Pues eso, que no vamos a cambiar de un día para otro (aunque deberíamos, mucho, y que les den a los vampiros de energía), pero habría que empezar a plantearse que igual es el momento de dejar de ser árboles. De enraizar sólo donde nos quieren y, más importante, donde nosotros queremos. De dar frutos cada día en un lugar y de buscar calor en cuantos más soles, mejor. Porque no, no somos sauces, aunque sí un poco llorones. No somos robles, pero somos fuertes. No somos naranjos aunque la vida esté llena de flores.
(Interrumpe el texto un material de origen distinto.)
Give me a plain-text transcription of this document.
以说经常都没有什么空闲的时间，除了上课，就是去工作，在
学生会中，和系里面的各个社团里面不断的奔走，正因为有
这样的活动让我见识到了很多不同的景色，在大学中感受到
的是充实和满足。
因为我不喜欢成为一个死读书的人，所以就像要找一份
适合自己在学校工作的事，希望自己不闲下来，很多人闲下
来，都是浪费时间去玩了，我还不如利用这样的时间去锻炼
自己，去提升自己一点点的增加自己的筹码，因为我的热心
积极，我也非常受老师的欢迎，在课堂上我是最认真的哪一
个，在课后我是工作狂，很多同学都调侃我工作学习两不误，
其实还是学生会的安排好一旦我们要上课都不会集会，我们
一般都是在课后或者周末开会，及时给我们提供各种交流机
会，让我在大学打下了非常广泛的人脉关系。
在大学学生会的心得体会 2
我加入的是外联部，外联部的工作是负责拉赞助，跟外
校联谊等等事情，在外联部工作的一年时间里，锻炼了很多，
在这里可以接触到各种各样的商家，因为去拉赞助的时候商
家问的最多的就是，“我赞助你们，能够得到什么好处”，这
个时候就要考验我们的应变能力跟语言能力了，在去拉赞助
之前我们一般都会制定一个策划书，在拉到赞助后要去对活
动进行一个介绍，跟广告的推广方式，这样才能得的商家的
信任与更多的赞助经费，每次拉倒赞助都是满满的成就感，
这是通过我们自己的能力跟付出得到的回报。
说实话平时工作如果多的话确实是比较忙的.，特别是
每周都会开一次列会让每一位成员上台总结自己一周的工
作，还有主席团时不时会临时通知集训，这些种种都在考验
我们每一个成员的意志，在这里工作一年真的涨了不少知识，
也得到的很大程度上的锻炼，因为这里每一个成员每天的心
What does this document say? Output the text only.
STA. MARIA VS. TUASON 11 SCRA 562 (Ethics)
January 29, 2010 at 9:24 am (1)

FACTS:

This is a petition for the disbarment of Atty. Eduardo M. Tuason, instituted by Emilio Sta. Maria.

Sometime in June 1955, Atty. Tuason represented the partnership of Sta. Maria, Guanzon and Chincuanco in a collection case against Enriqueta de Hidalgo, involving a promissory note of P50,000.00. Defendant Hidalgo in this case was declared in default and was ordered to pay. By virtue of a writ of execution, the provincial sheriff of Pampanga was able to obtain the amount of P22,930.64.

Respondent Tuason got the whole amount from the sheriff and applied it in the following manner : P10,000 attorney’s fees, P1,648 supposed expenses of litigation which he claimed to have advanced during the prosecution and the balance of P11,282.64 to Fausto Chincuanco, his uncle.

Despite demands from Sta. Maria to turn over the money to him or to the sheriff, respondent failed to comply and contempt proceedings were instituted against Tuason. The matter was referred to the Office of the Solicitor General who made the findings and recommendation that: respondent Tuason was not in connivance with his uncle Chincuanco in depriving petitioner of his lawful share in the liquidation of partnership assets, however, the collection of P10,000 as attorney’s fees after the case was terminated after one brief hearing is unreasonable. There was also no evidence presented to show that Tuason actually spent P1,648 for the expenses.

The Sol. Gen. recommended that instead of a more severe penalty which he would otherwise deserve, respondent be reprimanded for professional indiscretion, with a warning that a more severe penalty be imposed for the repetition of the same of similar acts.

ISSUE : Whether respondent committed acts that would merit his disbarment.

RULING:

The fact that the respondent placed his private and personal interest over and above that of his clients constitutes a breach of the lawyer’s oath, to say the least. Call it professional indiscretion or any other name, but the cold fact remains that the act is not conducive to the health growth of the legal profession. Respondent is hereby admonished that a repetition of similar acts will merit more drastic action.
Somos móviles. Podemos cambiar. Empezar o dejar de ser. Parar y continuar. Salir y entrar. Contestar a una pregunta con una respuesta insólita. Descubrirnos haciendo algo de manera diferente. Tanto que nos dé la risa. Podemos dejar de estar quietos. Podemos dejar de correr y, simplemente, no dejar de andar.
No podemos, nunca, por más que llueva, truene o nieve, negarnos a disfrutar con el paisaje.
Es imperdonable que lleve tanto tiempo sin detenerme a contemplar el paisaje de tus letras. Me paso a saludar y a dejar constancia de que estoy atento a tus progresos. Iré recuperando el trabajo atrasado. 😉
Un abrazo.
Estás más que perdonado😊. Espero que puedas perdonarme tú por el mismo motivo. A partir de ahora voy a tener algo más de tiempo libre, así que estoy deseando ponerme al día con tu fantástico blog! Un abrazo, Benjamín!! ☺☺
¿Sabes? Siempre he querido echar raíces, pero nunca he podido. Siempre he estado de aquí para allá, sin nada permanente que no fuera Eurastio. Y hay veces que me gustaría cambiarlo. Yo, en cierto modo, sí quiero ser un árbol o al menos un arbusto.
Leerte me hace siempre pensar un poco más allá.
Besos
Fer
A mí, en cambio, se me da mal eso de marcharme con las raíces, digo… con la música a otra parte.
Un abrazo, Fer 🙂
Impresionante el alcance que tiene y lo que engloba un puñado de palabras.
Es impresionante la similitud que puede haber entre dos o mas vidas, con quizás distancias transatlánticas. Y es que ciertamente somos muchos los que intentamos «echar a andar» y no logramos hacerlo posible.
Aún así, felicito tu verbo y lo que generas con tu tejetintas.
Es la magia de las letras, son capaces de remover almas cruzando océanos! Muchísimas gracias por tus palabras y por pasarte por aquí. Un abrazo.
Alguien en una ocasión me dijo cambia de ladrillo y me instó a mirar por la ventana así hasta 10 ladrillos distintos y ese día vi claro que debía moverme. Me ha traído buenos recuerdos tu blog.